I'm trying to implement a class that will generate all possible unordered n-tuples or combinations given a number of elements and the size of the combination.

In other words, when calling this:

NTupleUnordered unordered_tuple_generator(3, 5, print);
unordered_tuple_generator.Start();

print() being a callback function set in the constructor. The output should be:

{0,1,2}
{0,1,3}
{0,1,4}
{0,2,3}
{0,2,4}
{0,3,4}
{1,2,3}
{1,2,4}
{1,3,4}
{2,3,4}

This is what I have so far:

class NTupleUnordered {
public:
    NTupleUnordered( int k, int n, void (*cb)(std::vector<int> const&) );
    void Start();
private:
    int tuple_size;                            //how many
    int set_size;                              //out of how many
    void (*callback)(std::vector<int> const&); //who to call when next tuple is ready
    std::vector<int> tuple;                    //tuple is constructed here
    void add_element(int pos);                 //recursively calls self
};

and this is the implementation of the recursive function, Start() is just a kick start function to have a cleaner interface, it only calls add_element(0);

void NTupleUnordered::add_element( int pos )
{

  // base case
  if(pos == tuple_size)
  {
      callback(tuple);   // prints the current combination
      tuple.pop_back();  // not really sure about this line
      return;
  }

  for (int i = pos; i < set_size; ++i)
  {
    // if the item was not found in the current combination
    if( std::find(tuple.begin(), tuple.end(), i) == tuple.end())
    {
      // add element to the current combination
      tuple.push_back(i);
      add_element(pos+1); // next call will loop from pos+1 to set_size and so on

    }
  }
}

If I wanted to generate all possible combinations of a constant N size, lets say combinations of size 3 I could do:

for (int i1 = 0; i1 < 5; ++i1) 
{
  for (int i2 = i1+1; i2 < 5; ++i2) 
  {
    for (int i3 = i2+1; i3 < 5; ++i3) 
    {
        std::cout << "{" << i1 << "," << i2 << "," << i3 << "}\n";
    }
  }
}

If N is not a constant, you need a recursive function that imitates the above function by executing each for-loop in it's own frame. When for-loop terminates, program returns to the previous frame, in other words, backtracking.

I always had problems with recursion, and now I need to combine it with backtracking to generate all possible combinations. Any pointers of what am I doing wrong? What I should be doing or I am overlooking?

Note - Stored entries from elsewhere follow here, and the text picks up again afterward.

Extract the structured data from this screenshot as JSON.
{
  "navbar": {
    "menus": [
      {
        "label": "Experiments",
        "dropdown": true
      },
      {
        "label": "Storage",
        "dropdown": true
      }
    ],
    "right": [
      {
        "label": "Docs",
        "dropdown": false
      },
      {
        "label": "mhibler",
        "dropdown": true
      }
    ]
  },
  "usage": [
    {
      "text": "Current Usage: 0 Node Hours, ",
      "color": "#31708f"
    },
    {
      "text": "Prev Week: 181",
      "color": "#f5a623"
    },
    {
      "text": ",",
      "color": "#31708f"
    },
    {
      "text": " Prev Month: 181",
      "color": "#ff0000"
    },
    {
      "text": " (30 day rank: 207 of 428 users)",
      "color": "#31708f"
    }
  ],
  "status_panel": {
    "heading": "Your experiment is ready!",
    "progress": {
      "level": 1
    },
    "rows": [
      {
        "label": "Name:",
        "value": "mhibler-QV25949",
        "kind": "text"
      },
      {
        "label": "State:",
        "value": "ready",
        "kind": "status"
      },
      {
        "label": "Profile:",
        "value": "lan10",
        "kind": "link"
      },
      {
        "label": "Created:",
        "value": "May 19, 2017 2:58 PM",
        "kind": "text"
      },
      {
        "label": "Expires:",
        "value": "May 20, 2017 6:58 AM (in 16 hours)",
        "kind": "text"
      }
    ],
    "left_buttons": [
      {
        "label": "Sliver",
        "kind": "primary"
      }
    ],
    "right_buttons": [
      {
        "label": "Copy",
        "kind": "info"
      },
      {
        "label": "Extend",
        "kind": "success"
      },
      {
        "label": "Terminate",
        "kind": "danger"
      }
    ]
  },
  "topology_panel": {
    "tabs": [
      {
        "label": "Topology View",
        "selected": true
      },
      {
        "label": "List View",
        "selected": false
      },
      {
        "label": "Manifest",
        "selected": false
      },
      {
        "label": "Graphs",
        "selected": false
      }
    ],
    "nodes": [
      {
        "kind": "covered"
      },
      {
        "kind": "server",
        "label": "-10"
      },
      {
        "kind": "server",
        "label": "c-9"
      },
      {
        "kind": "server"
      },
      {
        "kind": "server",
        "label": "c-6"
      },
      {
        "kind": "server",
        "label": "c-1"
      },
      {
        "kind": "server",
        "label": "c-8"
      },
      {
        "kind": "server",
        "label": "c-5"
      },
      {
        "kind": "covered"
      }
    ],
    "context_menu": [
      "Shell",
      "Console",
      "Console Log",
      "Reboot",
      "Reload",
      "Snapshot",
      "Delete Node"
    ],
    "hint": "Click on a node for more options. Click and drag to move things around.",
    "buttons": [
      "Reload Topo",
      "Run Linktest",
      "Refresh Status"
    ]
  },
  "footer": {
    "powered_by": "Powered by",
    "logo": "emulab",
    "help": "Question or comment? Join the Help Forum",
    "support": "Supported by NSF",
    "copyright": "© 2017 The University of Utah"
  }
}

P.S: This is a college assignment that also includes basically doing the same thing for ordered n-tuples.

Thanks in advance!

/////////////////////////////////////////////////////////////////////////////////////////

Just wanted to follow up with the correct code just in case someone else out there is wondering the same thing.

void NTupleUnordered::add_element( int pos)
{

  if(static_cast<int>(tuple.size()) == tuple_size)
  {
    callback(tuple);
    return;
  }

  for (int i = pos; i < set_size; ++i)
  {
        // add element to the current combination
        tuple.push_back(i);
        add_element(i+1); 
        tuple.pop_back();     
  }
}

And for the case of ordered n-tuples:

void NTupleOrdered::add_element( int pos )
{
  if(static_cast<int>(tuple.size()) == tuple_size)
  {
    callback(tuple);
    return;
  }

  for (int i = pos; i < set_size; ++i)
  {
    // if the item was not found in the current combination
    if( std::find(tuple.begin(), tuple.end(), i) == tuple.end())
    {
        // add element to the current combination
        tuple.push_back(i);
        add_element(pos);
        tuple.pop_back();

    }
  }
}

Thank you Jason for your thorough response!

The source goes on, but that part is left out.